For 85 years, the U.S. government has turned a blind eye to companies that import goods derived from slavery -- so long as domestic production couldn’t meet demand for those goods. That’s about to change.

The U.S. Senate on Thursday voted to close a loophole in the Tariff Act of 1930, which bars goods made by convict, forced or indentured labor, amid a new focus on slavery in the supply chains of global companies. Almost 21 million people are enslaved for profit worldwide, the United Nations says, annually providing $150 billion in illicit revenue.

The legal gap has been in place for so long that politicians who pushed for the change aren’t exactly sure how it will affect businesses cited by human rights groups or the agencies responsible for blocking goods derived from slavery.

“The old system that leaves the door open to child or slave labor if it’s used to make a product that isn’t made here in the U.S. -- that system absolutely must end, and it will,” U.S. Senator Ron Wyden, an Oregon Democrat who spoke against the loophole on the Senate floor, said Thursday in a statement.

The Senate vote was part of a wide-ranging trade enforcement bill approved 75 to 20, its passage led by Republicans.
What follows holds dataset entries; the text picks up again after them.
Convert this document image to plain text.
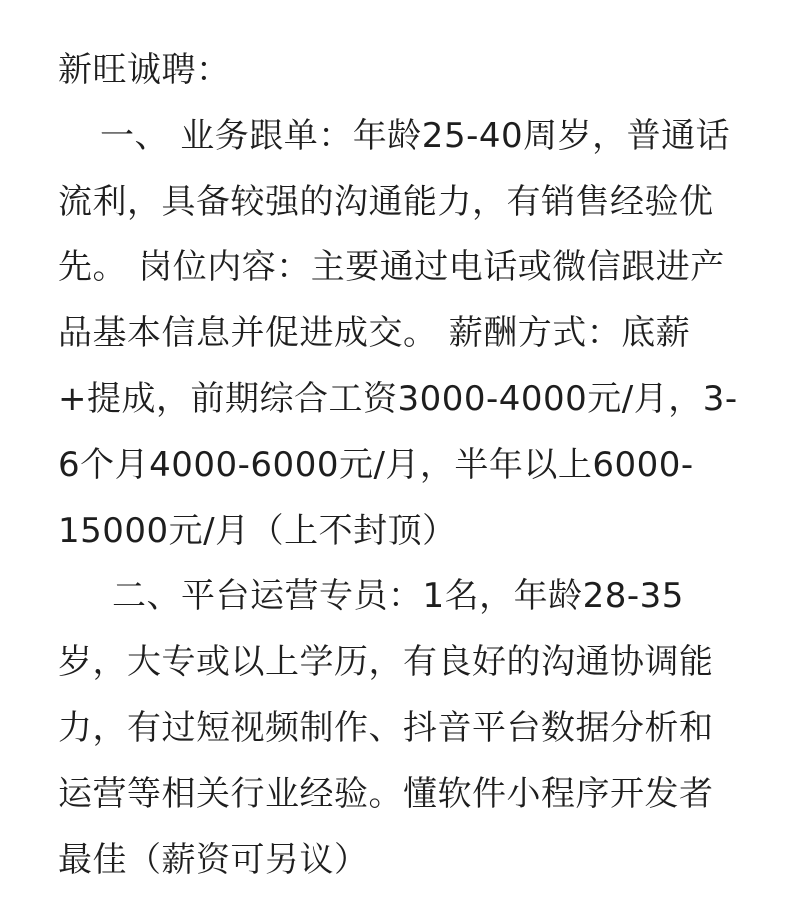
新旺诚聘：
一、 业务跟单：年龄25-40周岁，普通话
流利，具备较强的沟通能力，有销售经验优
先。 岗位内容：主要通过电话或微信跟进产
品基本信息并促进成交。 薪酬方式：底薪
+提成，前期综合工资3000-4000元/月，3-
6个月4000-6000元/月，半年以上6000-
15000元/月（上不封顶）
二、平台运营专员：1名，年龄28-35
岁，大专或以上学历，有良好的沟通协调能
力，有过短视频制作、抖音平台数据分析和
运营等相关行业经验。懂软件小程序开发者
最佳（薪资可另议）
The House of Representatives passed the bill last year. A statement from the White House on Thursday said President Barack Obama intended to sign the bipartisan legislation. It didn’t mention the language to close the loophole, one of many amendments to the bill.


Game Changer


The act may be a game changer for U.S. Customs and Border Protection and U.S. Immigration and Customs Enforcement, the agencies responsible for preventing goods derived from slavery from entering the country. Kenneth Kennedy, a senior policy adviser for ICE, has called the loophole “the Achilles heel” of the Tariff Act. To illustrate his point, he has used well- documented problems with the cocoa industry that supplies candy companies.

“If we know cocoa is being produced on plantations in West Africa using slave labor, and then being imported into the U.S., we still have to allow it in because the U.S. cannot produce enough cocoa to meet U.S. demand,” Kennedy said in a December interview.

Wyden’s spokesman, Keith Chu, said the senator hopes the closure of the loophole will allow enforcement agencies to crack down on slave labor, though he didn’t say which industries or companies might be targeted. Wyden and Senator Sherrod Brown, a fellow Democrat from Ohio, offered the amendment behind the loophole’s closure.

“Ending this provision gives those fighting forced labor the confidence they can challenge imports of these products without fear of being undermined by an archaic and outrageous provision of U.S. trade law,” Chu said in an e-mail.